List<Person> people = List.of(
    new Person("Ada", "Eng"),
    new Person("Linus", "Eng"),
    new Person("Grace", "Sales")
);

// toList
List<String> names = people.stream()
    .map(Person::name)
    .collect(Collectors.toList());

// groupingBy
Map<String, List<Person>> byDept = people.stream()
    .collect(Collectors.groupingBy(Person::dept));

// joining
String roster = people.stream()
    .map(Person::name)
    .collect(Collectors.joining(", ", "[", "]"));

System.out.println(names);
System.out.println(byDept.keySet());
System.out.println(roster);

Output:

[Ada, Linus, Grace]
[Eng, Sales]
[Ada, Linus, Grace]
CollectorProducesTypical use
toList() / toSet()List / SetMaterialize results
toMap(k, v)MapIndex by key
groupingBy(fn)Map<K, List<V>>Bucket elements
partitioningBy(pred)Map<Boolean, List<V>>Split true/false
joining(sep, pre, post)StringConcatenate text
counting() / summingInt()Long / IntegerAggregations

Tip: Use Collectors.groupingBy(classifier, downstream) to group and reduce in one pass, e.g. groupingBy(Person::dept, Collectors.counting()).

Lazy Evaluation

Intermediate operations do nothing until a terminal operation runs. The pipeline then processes elements one at a time, vertically, enabling short-circuiting.
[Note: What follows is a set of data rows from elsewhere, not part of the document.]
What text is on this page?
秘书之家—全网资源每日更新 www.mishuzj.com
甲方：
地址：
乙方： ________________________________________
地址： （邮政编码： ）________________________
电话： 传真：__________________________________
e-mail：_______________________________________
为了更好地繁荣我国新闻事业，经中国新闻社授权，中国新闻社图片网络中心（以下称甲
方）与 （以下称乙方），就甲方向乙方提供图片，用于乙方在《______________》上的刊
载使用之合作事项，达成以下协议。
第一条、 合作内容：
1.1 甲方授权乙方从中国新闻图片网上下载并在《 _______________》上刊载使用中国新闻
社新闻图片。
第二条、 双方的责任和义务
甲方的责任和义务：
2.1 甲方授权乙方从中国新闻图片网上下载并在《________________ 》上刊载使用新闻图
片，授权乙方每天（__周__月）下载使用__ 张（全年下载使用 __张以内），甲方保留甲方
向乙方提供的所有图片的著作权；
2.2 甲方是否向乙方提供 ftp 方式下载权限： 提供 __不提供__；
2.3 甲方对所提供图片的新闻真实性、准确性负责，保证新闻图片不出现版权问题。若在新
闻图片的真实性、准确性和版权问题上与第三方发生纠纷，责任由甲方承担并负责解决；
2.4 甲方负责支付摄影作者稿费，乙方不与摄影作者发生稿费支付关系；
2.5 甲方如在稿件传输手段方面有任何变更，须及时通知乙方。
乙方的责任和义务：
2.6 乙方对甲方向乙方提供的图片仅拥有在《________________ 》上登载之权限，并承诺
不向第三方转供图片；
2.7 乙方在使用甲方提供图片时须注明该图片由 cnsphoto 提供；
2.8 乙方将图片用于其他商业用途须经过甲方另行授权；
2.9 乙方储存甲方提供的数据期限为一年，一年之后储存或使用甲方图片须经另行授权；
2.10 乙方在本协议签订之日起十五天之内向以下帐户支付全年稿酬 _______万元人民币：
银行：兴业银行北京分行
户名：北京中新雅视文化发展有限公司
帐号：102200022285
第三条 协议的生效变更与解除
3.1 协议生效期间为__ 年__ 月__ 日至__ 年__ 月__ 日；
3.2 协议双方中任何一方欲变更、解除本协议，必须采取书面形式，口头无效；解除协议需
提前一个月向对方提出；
import java.util.stream.Stream;

Optional<Integer> first = Stream.of(1, 2, 3, 4, 5)
    .peek(n -> System.out.println("peek " + n))
    .filter(n -> n % 2 == 0)
    .findFirst();

Output:

peek 1
peek 2

Only two elements are inspected because findFirst short-circuits once a match is found — proof the pipeline is pull-based, not push-based.

Parallel Streams and Their Caveats

parallelStream() (or .parallel()) splits work across the common ForkJoinPool. It can speed up CPU-bound work on large datasets, but it is not free.
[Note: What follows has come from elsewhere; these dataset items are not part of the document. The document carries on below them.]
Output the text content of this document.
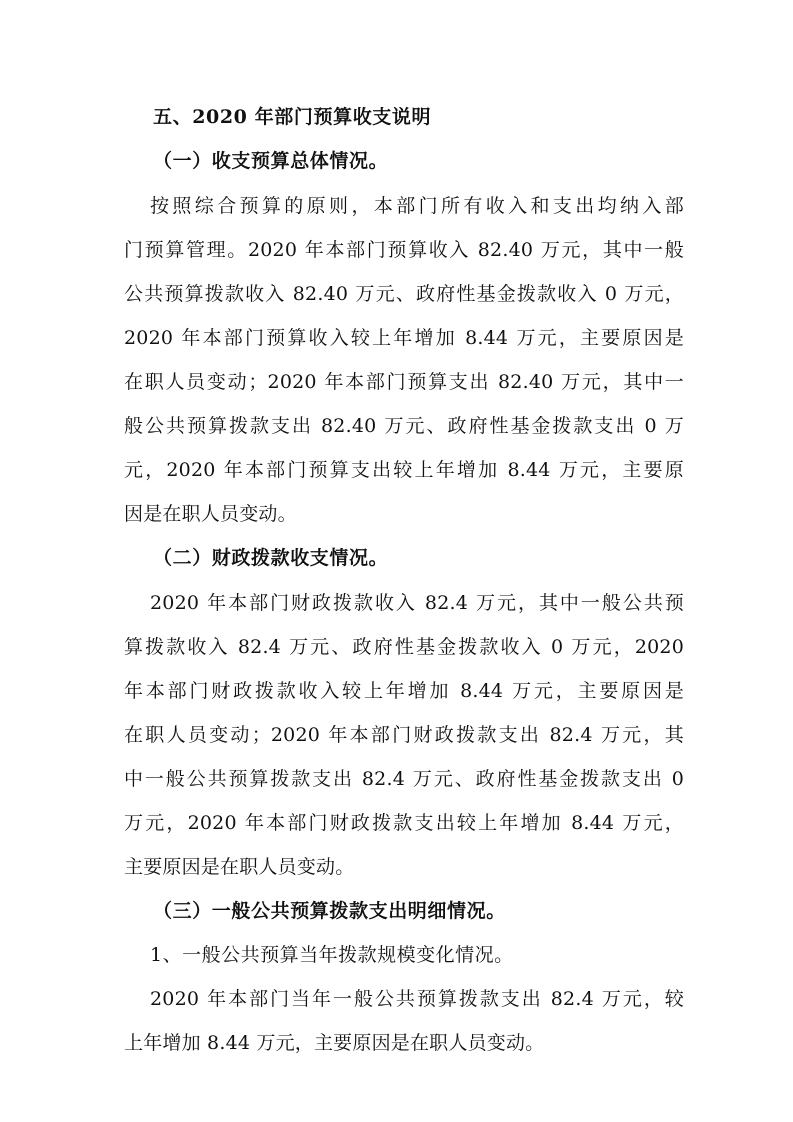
五、2020 年部门预算收支说明
（一）收支预算总体情况。
按照综合预算的原则，本部门所有收入和支出均纳入部
门预算管理。2020 年本部门预算收入 82.40 万元，其中一般
公共预算拨款收入 82.40 万元、政府性基金拨款收入 0 万元，
2020 年本部门预算收入较上年增加 8.44 万元，主要原因是
在职人员变动；2020 年本部门预算支出 82.40 万元，其中一
般公共预算拨款支出 82.40 万元、政府性基金拨款支出 0 万
元，2020 年本部门预算支出较上年增加 8.44 万元，主要原
因是在职人员变动。
（二）财政拨款收支情况。
2020 年本部门财政拨款收入 82.4 万元，其中一般公共预
算拨款收入 82.4 万元、政府性基金拨款收入 0 万元，2020
年本部门财政拨款收入较上年增加 8.44 万元，主要原因是
在职人员变动；2020 年本部门财政拨款支出 82.4 万元，其
中一般公共预算拨款支出 82.4 万元、政府性基金拨款支出 0
万元，2020 年本部门财政拨款支出较上年增加 8.44 万元，
主要原因是在职人员变动。
（三）一般公共预算拨款支出明细情况。
1、一般公共预算当年拨款规模变化情况。
2020 年本部门当年一般公共预算拨款支出 82.4 万元，较
上年增加 8.44 万元，主要原因是在职人员变动。
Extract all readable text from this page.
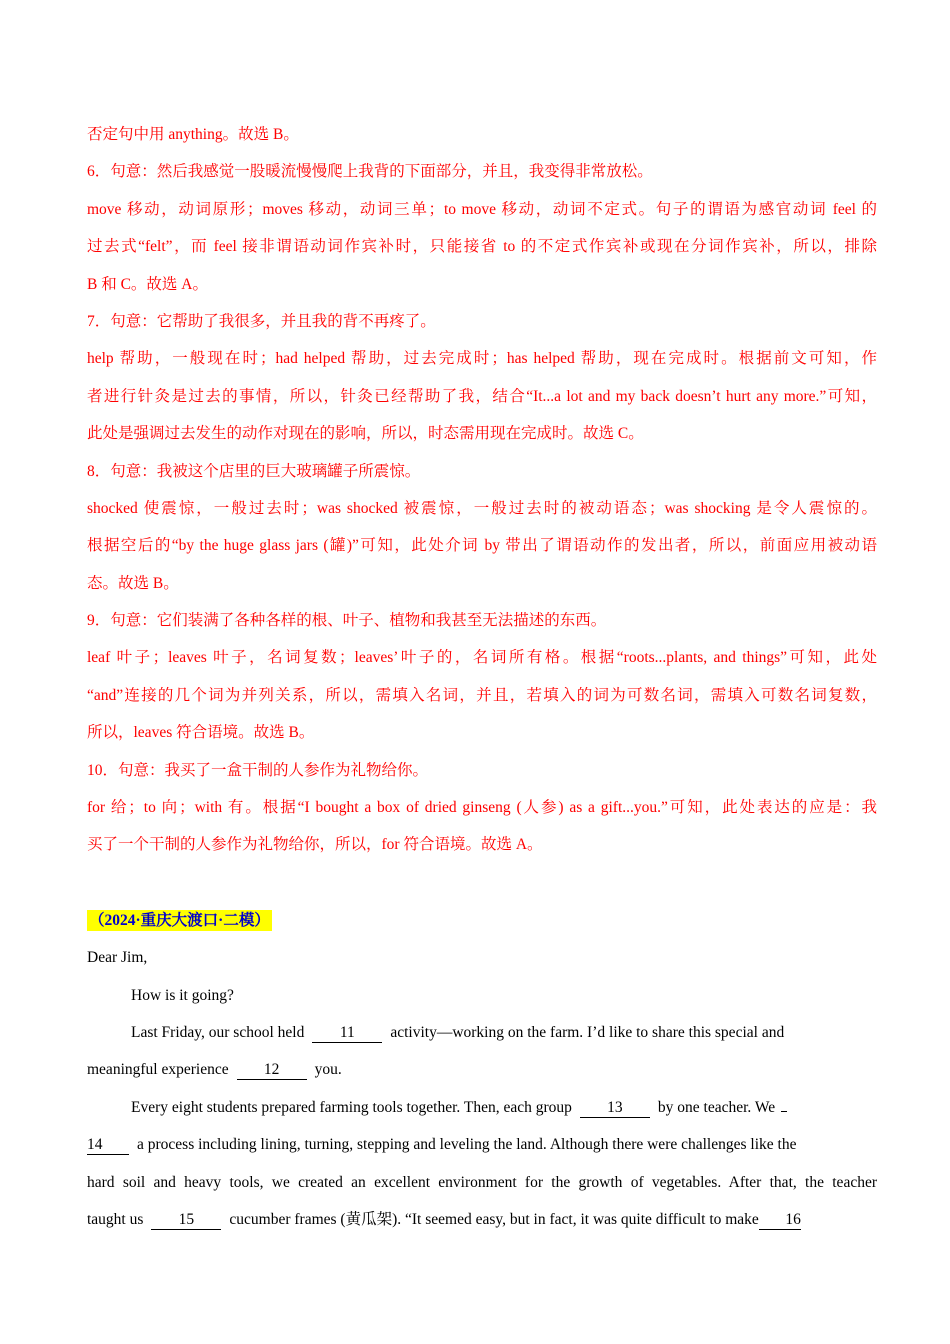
否定句中用 anything。故选 B。
6．句意：然后我感觉一股暖流慢慢爬上我背的下面部分，并且，我变得非常放松。
move 移动，动词原形；moves 移动，动词三单；to move 移动，动词不定式。句子的谓语为感官动词 feel 的
过去式“felt”，而 feel 接非谓语动词作宾补时，只能接省 to 的不定式作宾补或现在分词作宾补，所以，排除
B 和 C。故选 A。
7．句意：它帮助了我很多，并且我的背不再疼了。
help 帮助，一般现在时；had helped 帮助，过去完成时；has helped 帮助，现在完成时。根据前文可知，作
者进行针灸是过去的事情，所以，针灸已经帮助了我，结合“It...a lot and my back doesn’t hurt any more.”可知，
此处是强调过去发生的动作对现在的影响，所以，时态需用现在完成时。故选 C。
8．句意：我被这个店里的巨大玻璃罐子所震惊。
shocked 使震惊，一般过去时；was shocked 被震惊，一般过去时的被动语态；was shocking 是令人震惊的。
根据空后的“by the huge glass jars (罐)”可知，此处介词 by 带出了谓语动作的发出者，所以，前面应用被动语
态。故选 B。
9．句意：它们装满了各种各样的根、叶子、植物和我甚至无法描述的东西。
leaf 叶子；leaves 叶子，名词复数；leaves’叶子的，名词所有格。根据“roots...plants, and things”可知，此处
“and”连接的几个词为并列关系，所以，需填入名词，并且，若填入的词为可数名词，需填入可数名词复数，
所以，leaves 符合语境。故选 B。
10．句意：我买了一盒干制的人参作为礼物给你。
for 给；to 向；with 有。根据“I bought a box of dried ginseng (人参) as a gift...you.”可知，此处表达的应是：我
买了一个干制的人参作为礼物给你，所以，for 符合语境。故选 A。
（2024·重庆大渡口·二模）
Dear Jim,
How is it going?
Last Friday, our school held 11 activity—working on the farm. I’d like to share this special and
meaningful experience 12 you.
Every eight students prepared farming tools together. Then, each group 13 by one teacher. We
14 a process including lining, turning, stepping and leveling the land. Although there were challenges like the
hard soil and heavy tools, we created an excellent environment for the growth of vegetables. After that, the teacher
taught us 15 cucumber frames (黄瓜架). “It seemed easy, but in fact, it was quite difficult to make 16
long total = nums.parallelStream()
    .filter(n -> n % 2 == 0)
    .mapToLong(Integer::longValue)
    .sum();

Warning: Parallel streams require stateless, non-interfering, associative operations. Never mutate shared state from a lambda, and avoid them for small collections or I/O-bound tasks where coordination overhead dominates.

Best Practices

  • Prefer streams for declarative transformations; keep loops for complex stateful logic.
  • Keep lambdas pure and side-effect-free.
  • Use primitive streams (IntStream, LongStream) to avoid boxing in numeric pipelines.
  • Reach for Collectors.toUnmodifiableList() when results should be immutable.
  • Measure before parallelizing — default to sequential streams.
  • Avoid storing streams in fields or returning reusable streams; return collections instead.

Interview Questions

Q: What is the difference between intermediate and terminal operations? Intermediate operations are lazy and return a new stream (map, filter). Terminal operations trigger execution and produce a result or side effect (collect, count). A pipeline does nothing until a terminal operation is invoked.
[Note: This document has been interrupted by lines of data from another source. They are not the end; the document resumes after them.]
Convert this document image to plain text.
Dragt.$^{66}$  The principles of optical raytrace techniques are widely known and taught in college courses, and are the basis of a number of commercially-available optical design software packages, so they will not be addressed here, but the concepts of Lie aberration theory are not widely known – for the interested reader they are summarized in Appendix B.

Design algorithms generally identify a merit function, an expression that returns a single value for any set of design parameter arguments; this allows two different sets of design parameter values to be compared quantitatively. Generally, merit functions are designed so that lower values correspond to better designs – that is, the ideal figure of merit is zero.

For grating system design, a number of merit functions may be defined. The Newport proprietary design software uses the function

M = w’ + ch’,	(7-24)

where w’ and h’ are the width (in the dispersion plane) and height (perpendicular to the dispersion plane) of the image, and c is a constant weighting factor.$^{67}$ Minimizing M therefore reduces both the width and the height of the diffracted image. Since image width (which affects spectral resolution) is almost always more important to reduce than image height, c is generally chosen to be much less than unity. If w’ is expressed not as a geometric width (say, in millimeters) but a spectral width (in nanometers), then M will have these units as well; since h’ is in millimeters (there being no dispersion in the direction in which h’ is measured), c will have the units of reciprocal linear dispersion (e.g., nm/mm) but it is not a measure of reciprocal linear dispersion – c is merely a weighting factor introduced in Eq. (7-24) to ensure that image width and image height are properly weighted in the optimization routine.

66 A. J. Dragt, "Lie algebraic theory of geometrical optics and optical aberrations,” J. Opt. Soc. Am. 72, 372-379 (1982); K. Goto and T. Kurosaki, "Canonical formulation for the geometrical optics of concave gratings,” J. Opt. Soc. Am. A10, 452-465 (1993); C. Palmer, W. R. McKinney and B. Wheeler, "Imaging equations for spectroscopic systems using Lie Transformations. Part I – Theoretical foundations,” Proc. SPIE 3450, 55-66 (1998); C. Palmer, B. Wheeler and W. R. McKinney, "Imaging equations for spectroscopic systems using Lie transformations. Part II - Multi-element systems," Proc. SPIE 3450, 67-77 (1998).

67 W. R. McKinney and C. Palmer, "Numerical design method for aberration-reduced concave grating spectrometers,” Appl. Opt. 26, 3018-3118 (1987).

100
Q: Why can a stream be consumed only once? A stream models a one-shot traversal of a source. Once a terminal operation runs the stream is closed; reusing it throws IllegalStateException. Create a new stream from the source instead.

Q: When would a parallel stream hurt performance? For small datasets, I/O-bound work, or operations with non-associative accumulators or shared mutable state. Splitting and merging overhead plus contention can outweigh any gains.

Q: What is the difference between map and flatMap? map produces one output per input (1:1). flatMap maps each element to a stream and flattens the results into a single stream, useful for un-nesting collections of collections.